Nearly two years ago we announced our vim-rspec project, a tool for running RSpec tests from within Vim. It allows for a workflow that fosters a tight TDD loop, minimizing development downtime.

A typical TDD workflow

When implementing a new feature, my typical TDD loop looks like this:

  1. Write a test, verify it fails
  2. Implement the production code
  3. Run the test again, verify it passes
  4. Run the whole spec file, verify all tests pass
  5. Repeat

After running through this loop several times, I’ll stop to run the whole test suite.
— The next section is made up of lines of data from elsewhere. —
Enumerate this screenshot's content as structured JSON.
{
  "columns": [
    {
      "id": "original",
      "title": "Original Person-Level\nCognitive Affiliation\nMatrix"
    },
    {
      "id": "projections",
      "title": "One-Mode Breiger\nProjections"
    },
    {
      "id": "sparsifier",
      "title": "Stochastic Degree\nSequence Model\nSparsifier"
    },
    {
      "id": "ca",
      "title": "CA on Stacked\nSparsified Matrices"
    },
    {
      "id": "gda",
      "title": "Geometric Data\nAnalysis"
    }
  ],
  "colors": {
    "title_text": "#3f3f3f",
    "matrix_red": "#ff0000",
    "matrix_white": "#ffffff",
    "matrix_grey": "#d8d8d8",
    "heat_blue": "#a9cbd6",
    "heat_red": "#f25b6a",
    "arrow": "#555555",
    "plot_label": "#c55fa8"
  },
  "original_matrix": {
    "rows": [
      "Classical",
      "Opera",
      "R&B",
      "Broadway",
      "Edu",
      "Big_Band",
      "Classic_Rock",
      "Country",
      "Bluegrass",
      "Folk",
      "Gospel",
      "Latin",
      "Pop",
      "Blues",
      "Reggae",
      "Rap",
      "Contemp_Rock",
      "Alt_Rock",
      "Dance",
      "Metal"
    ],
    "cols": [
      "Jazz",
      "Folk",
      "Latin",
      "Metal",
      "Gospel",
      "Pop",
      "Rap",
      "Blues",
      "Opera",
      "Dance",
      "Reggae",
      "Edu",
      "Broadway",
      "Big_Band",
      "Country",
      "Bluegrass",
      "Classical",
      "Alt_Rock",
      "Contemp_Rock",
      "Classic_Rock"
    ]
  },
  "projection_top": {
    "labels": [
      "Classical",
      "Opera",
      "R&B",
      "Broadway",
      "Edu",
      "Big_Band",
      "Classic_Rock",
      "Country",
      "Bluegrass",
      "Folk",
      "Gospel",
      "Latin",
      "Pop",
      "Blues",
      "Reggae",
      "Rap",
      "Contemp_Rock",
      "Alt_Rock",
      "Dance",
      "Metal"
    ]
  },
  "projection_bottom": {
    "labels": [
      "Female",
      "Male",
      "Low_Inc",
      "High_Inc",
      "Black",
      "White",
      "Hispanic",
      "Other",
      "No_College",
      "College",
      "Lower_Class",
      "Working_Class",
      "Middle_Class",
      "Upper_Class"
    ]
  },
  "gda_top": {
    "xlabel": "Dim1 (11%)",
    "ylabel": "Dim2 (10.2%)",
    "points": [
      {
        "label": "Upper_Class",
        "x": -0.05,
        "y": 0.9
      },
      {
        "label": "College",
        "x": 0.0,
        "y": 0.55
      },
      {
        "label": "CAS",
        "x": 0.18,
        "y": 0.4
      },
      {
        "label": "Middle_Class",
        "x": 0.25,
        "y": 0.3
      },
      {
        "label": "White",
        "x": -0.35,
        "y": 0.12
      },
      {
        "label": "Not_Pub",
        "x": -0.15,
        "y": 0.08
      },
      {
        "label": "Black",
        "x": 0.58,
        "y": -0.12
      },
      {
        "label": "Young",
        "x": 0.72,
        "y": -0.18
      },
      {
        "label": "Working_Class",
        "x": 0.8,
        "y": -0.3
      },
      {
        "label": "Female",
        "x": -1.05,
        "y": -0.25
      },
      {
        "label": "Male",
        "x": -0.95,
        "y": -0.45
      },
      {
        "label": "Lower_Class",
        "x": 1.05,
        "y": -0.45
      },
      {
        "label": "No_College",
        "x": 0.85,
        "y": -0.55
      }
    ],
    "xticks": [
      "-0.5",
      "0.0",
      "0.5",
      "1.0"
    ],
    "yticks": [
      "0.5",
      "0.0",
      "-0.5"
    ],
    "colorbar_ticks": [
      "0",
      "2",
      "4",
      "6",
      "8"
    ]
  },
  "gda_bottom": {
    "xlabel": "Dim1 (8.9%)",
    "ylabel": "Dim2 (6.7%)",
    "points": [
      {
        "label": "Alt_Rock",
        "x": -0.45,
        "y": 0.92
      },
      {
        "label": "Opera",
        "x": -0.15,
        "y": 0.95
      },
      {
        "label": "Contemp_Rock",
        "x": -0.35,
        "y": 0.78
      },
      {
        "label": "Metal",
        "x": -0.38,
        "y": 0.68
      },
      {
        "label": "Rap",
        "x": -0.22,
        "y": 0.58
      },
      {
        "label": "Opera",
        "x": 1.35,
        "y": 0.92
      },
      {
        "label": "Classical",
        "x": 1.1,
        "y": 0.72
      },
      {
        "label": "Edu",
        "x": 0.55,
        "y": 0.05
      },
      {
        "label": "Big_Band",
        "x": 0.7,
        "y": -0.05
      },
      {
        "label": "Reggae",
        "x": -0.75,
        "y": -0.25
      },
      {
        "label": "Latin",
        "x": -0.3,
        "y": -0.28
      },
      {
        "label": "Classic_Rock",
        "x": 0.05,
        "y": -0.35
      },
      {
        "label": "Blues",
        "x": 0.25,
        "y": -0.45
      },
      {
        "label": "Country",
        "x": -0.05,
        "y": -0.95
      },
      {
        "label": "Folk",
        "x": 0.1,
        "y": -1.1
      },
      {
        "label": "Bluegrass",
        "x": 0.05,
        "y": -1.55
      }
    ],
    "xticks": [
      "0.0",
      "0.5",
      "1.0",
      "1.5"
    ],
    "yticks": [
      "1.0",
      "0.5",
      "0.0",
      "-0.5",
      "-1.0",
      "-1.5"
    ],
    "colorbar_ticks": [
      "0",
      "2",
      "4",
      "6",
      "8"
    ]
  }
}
vim-rspec lends itself well to this workflow, by exposing the functions RunNearestSpec() to run the spec nearest to the current line, and RunCurrentSpecFile() to run all tests in the file. If the active buffer is not a spec file, these functions will run the last executed spec.

In thoughtbot/dotfiles, we map <leader>s to RunNearestSpec() and <leader>t to RunCurrentSpecFile() to make them easy to execute.

A pain point

By only storing a single last spec execution, RunNearestSpec() and RunCurrentSpecFile() will do the same thing when the active buffer is not a spec file.

If I’m implementing a new feature, it’s easy to run the last spec for it by entering <leader>s. But when that single spec passes, I have to open the spec file in the active buffer in order for <leader>t to execute the whole thing. This extra step hurts my TDD loop.

An improvement

Recently, we updated vim-rspec so that RunNearestSpec() and RunCurrentSpecFile() track their last executions separately. Now when the active buffer is not a spec file, <leader>s will execute the last nearest spec and <leader>t will run all of the specs in the last executed spec file.

A speed bump has been removed from my workflow, and my TDD loop is tighter than ever.